The objective is to lower rates to stimulate spending and borrowing. With lower rates, the hope is
that businesses will not hesitate to borrow, banks and lenders will lend bonds at a higher price,
and investors will invest in riskier assets.
Still that does not mean that this plan is full proof. Questions are left unanswered such as
exactly how much to spend on long term treasuries and how much of an effect this strategy will
have on long-term rates. The Fed tried a similar strategy in 1961 but on a much smaller scale.

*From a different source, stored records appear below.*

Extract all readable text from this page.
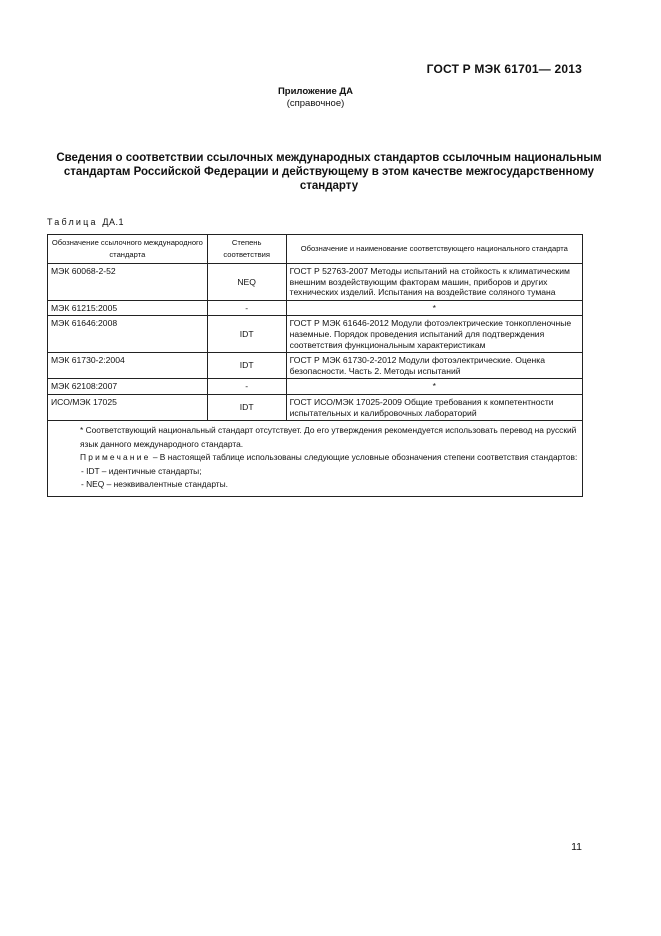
ГОСТ Р МЭК 61701— 2013
Приложение ДА
(справочное)
Сведения о соответствии ссылочных международных стандартов ссылочным национальным стандартам Российской Федерации и действующему в этом качестве межгосударственному стандарту
Таблица ДА.1
Обозначение ссылочного международного стандарта	Степень соответствия	Обозначение и наименование соответствующего национального стандарта
МЭК 60068-2-52	NEQ	ГОСТ Р 52763-2007 Методы испытаний на стойкость к климатическим внешним воздействующим факторам машин, приборов и других технических изделий. Испытания на воздействие соляного тумана
МЭК 61215:2005	-	*
МЭК 61646:2008	IDT	ГОСТ Р МЭК 61646-2012 Модули фотоэлектрические тонкопленочные наземные. Порядок проведения испытаний для подтверждения соответствия функциональным характеристикам
МЭК 61730-2:2004	IDT	ГОСТ Р МЭК 61730-2-2012 Модули фотоэлектрические. Оценка безопасности. Часть 2. Методы испытаний
МЭК 62108:2007	-	*
ИСО/МЭК 17025	IDT	ГОСТ ИСО/МЭК 17025-2009 Общие требования к компетентности испытательных и калибровочных лабораторий

* Соответствующий национальный стандарт отсутствует. До его утверждения рекомендуется использовать перевод на русский язык данного международного стандарта.
Примечание – В настоящей таблице использованы следующие условные обозначения степени соответствия стандартов:
- IDT – идентичные стандарты;
- NEQ – неэквивалентные стандарты.		
11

Economist debate the success of that policy, with long-term rates falling .1% to some falling 15
basis points or .15%. Many economists believe this policy was a failure and will not work again,
including those in the FOMC and in Bernanke’s inner circle. Not to mention, the opposition from
most of the Republican Party can make it very difficult for this plan to be fully implemented.
Proponents claim that this time the exchange will be on a much larger scale and the Fed has
learned from its past mistakes. The Fed believes that it cannot sit idly by and watch the U.S.
economy fall into another recession and therefore must do something, anything, to stimulate the
economy back, even drop the unemployment rate by half a percent.
Ben Bernanke has expressed that job creation is the Federal Reserve’s primary goal, but
Operation Twist probably won’t work in terms of getting private-sector employers to hire more
people. Interest rates are already at record lows (and will remain low until 2013) and still
unemployment remains stagnant. In fact the U.S. is in a liquidity trap, where interest rates cannot
go down any further, but it still feels like a recession. So even if the Fed succeeds in driving
2. long-term interest even lower, unemployment will continue to remain at around 9% at least for
the short term. Employers will realize the benefits of lower interest rates on money market
instruments such as treasuries, perhaps as early as the second quarter of 2013 but probably not
sooner. Instead the Fed should focus on and promote venture growth, especially in the
engineering, computer science, and science sectors of the economy, by making it easier for banks
to borrow from the Fed’s “discount window”. By making it easier for banks to borrow money
directly from the Fed, it will spur banks to make loans to growing ventures so they can expand
operations, invest in capital as well as advanced technology, and of course hire workers. Also,
the Fed may start thinking about letting banks hold less cash reserves at the Fed (less excess
reserves) so banks may lend more. Operation Twist is not a bad idea, but I feel there are better
policies out there that the Fed can use.
Fed’s long-term goals are to keep prices stable and keep unemployment down. Let’s see
if this strategy works and if it can fulfill both of these goals in the coming year.